04 Feb / American Like Me: Reflections on Life between Cultures by America Ferrera [in Booklist]
*STARRED REVIEW
“I believe that culture shapes identity and defines possibility; that it teaches us who we are, what to believe, and how to dream.” Actor-activist America Ferrera in her editorial and authorial debut, highlights her distinct Honduran American identity and invites 31 others she “deeply admire[s] and fangirl[s] about” in “rewriting and reshaping the narrative to include our lived experiences.”
Like Ferrera, who voices her own words (introduction, essay about her first-ever visit to Honduras, conclusion), six others do the same: actor-filmmaker Bambadjan Bamba remembers his Côte d’Ivoire to South Bronx childhood immigration; lifestylist Joy Cho trains her immigrant parents to be “more American”; singer-actress Auli’i Cravalho recalls her Hawaii childhood; transgender advocate-model Geena Rocero reminisces about Filipina beauty pageants; actor Martin Sensmeier shares his love of stories more real than reality; and poet-educator Tanaya Winder honors her grandmother.
The remaining essays find well-matched narration via a dozen diverse readers – including Janina Edwards, Jennifer Lim, and Sunil Malhotra – who (respectively) reveal writer Roxane Gay’s Haitian immigrant parents, who don’t believe in boundaries; Olympic skater Michelle Kwan’s gratitude for her parents’ tenacious enabling; and actor and Obama-appointee Kal Penn’s phone call to his parents from Air Force One.
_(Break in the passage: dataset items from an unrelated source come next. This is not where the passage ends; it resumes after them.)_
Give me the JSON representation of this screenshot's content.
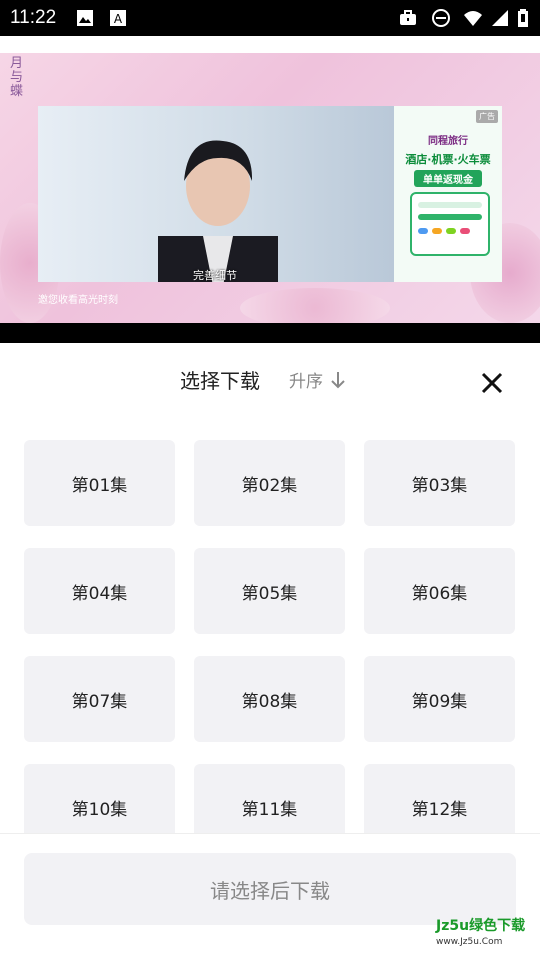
{
  "status_bar": {
    "time": "11:22",
    "icons": [
      "image-icon",
      "text-icon",
      "briefcase-icon",
      "dnd-icon",
      "wifi-icon",
      "signal-icon",
      "battery-icon"
    ]
  },
  "video": {
    "subtitle": "完善细节",
    "watch_text": "邀您收看高光时刻",
    "ad": {
      "tag": "广告",
      "brand": "同程旅行",
      "line1": "酒店·机票·火车票",
      "line2": "单单返现金"
    }
  },
  "sheet": {
    "title": "选择下载",
    "sort_label": "升序",
    "episodes": [
      "第01集",
      "第02集",
      "第03集",
      "第04集",
      "第05集",
      "第06集",
      "第07集",
      "第08集",
      "第09集",
      "第10集",
      "第11集",
      "第12集"
    ],
    "download_button": "请选择后下载"
  },
  "watermark": {
    "main": "Jz5u绿色下载",
    "sub": "www.Jz5u.Com"
  },
  "colors": {
    "tile_bg": "#f2f2f5",
    "accent_green": "#1a9a2a"
  }
}
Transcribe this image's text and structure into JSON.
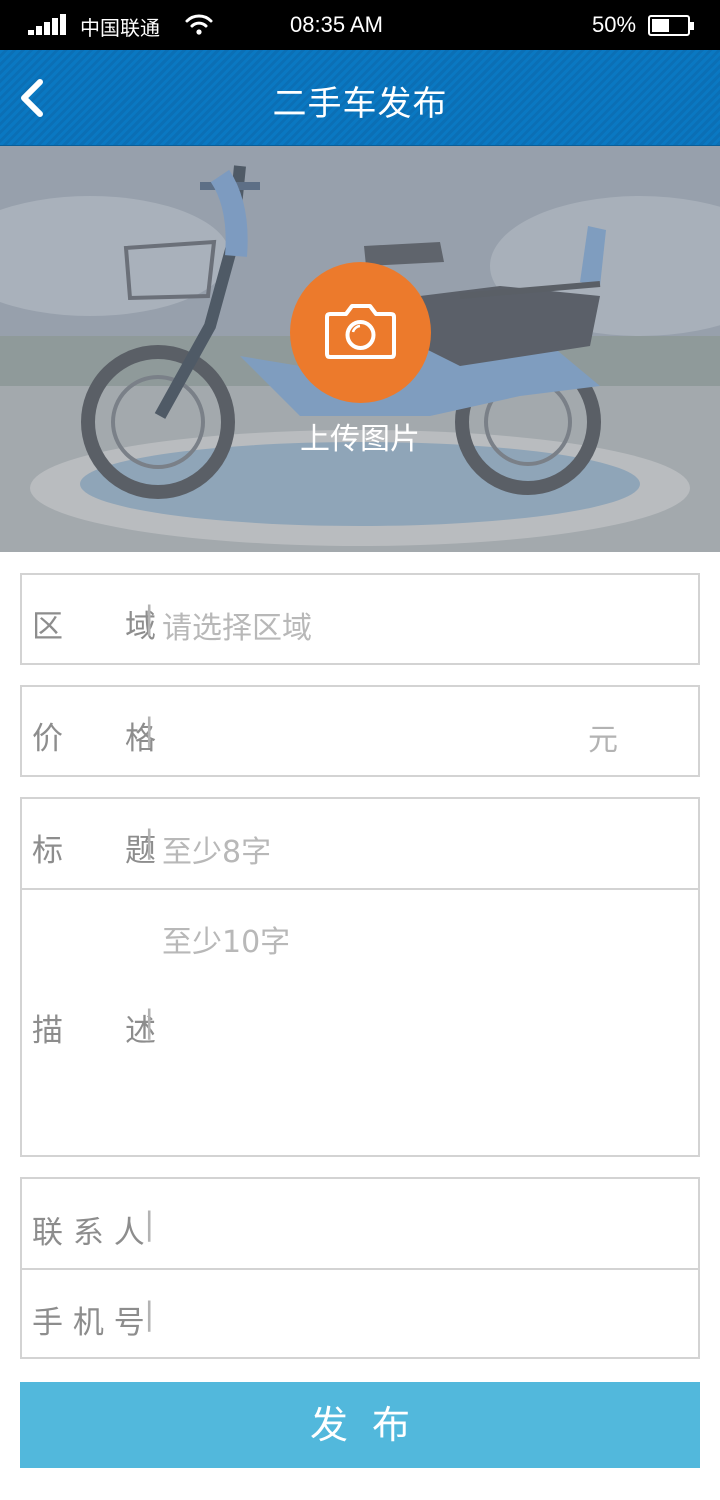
{
  "status_bar": {
    "carrier": "中国联通",
    "time": "08:35 AM",
    "battery_percent": "50%",
    "battery_level": 0.5,
    "icons": [
      "signal-icon",
      "wifi-icon",
      "battery-icon"
    ]
  },
  "nav": {
    "title": "二手车发布",
    "back_icon": "chevron-left-icon"
  },
  "photo": {
    "upload_label": "上传图片",
    "upload_icon": "camera-icon",
    "accent": "#ec7a2c"
  },
  "form": {
    "region": {
      "label": "区　　域",
      "separator": "|",
      "placeholder": "请选择区域"
    },
    "price": {
      "label": "价　　格",
      "separator": "|",
      "value": "",
      "unit": "元"
    },
    "title": {
      "label": "标　　题",
      "separator": "|",
      "placeholder": "至少8字"
    },
    "description": {
      "label": "描　　述",
      "separator": "|",
      "placeholder": "至少10字"
    },
    "contact": {
      "label": "联 系 人",
      "separator": "|",
      "value": ""
    },
    "phone": {
      "label": "手 机 号",
      "separator": "|",
      "value": ""
    }
  },
  "submit": {
    "label": "发布",
    "color": "#52b8dc"
  },
  "colors": {
    "nav": "#0a78c2",
    "border": "#d3d3d3",
    "label": "#8d8d8d",
    "placeholder": "#b8b8b8"
  }
}
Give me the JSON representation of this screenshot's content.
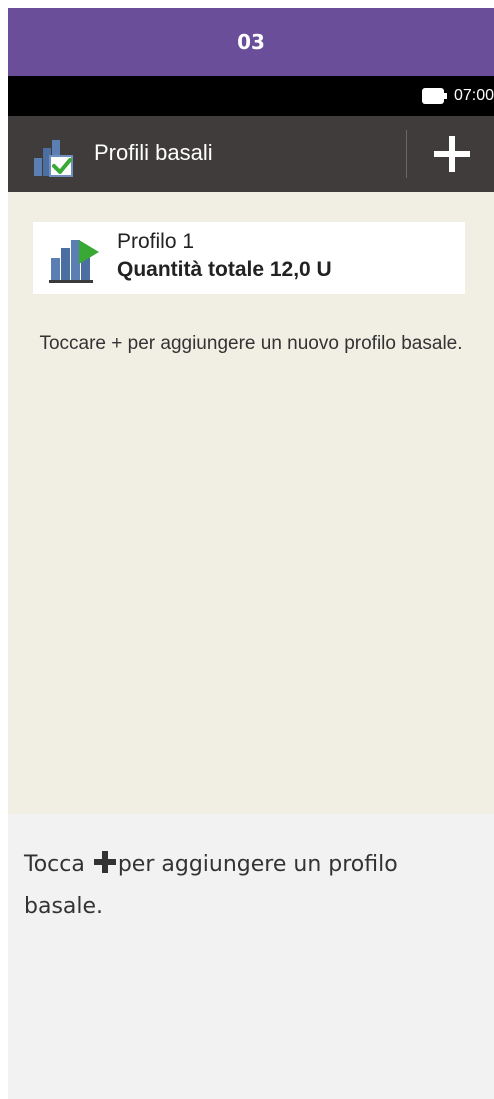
{
  "step": {
    "number": "03"
  },
  "statusbar": {
    "battery_icon": "battery-icon",
    "time": "07:00"
  },
  "titlebar": {
    "icon": "basal-profile-check-icon",
    "title": "Profili basali",
    "add_icon": "plus-icon"
  },
  "profiles": [
    {
      "icon": "basal-profile-active-icon",
      "name": "Profilo 1",
      "total": "Quantità totale 12,0 U"
    }
  ],
  "screen": {
    "hint": "Toccare + per aggiungere un nuovo profilo basale."
  },
  "instruction": {
    "prefix": "Tocca",
    "icon": "plus-icon",
    "suffix": "per aggiungere un profilo basale."
  },
  "colors": {
    "step_header": "#6b4e9a",
    "titlebar": "#403c3b",
    "screen_bg": "#f1eee4",
    "icon_blue": "#4a6fa0",
    "check_green": "#39a935"
  }
}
These 32 distinctive yet recognizable stories create an authentic mosaic (actor Liza Koshy prefers “salad bowl”) of what it means to be American Like Me.
YA/General Interest: Each short essay stands alone for easy use in high-school/college classrooms. The diversity of the contributors – ethnicity, gender, socioeconomic backgrounds, career choices – provides ideal opportunities for “windows and mirrors” reading.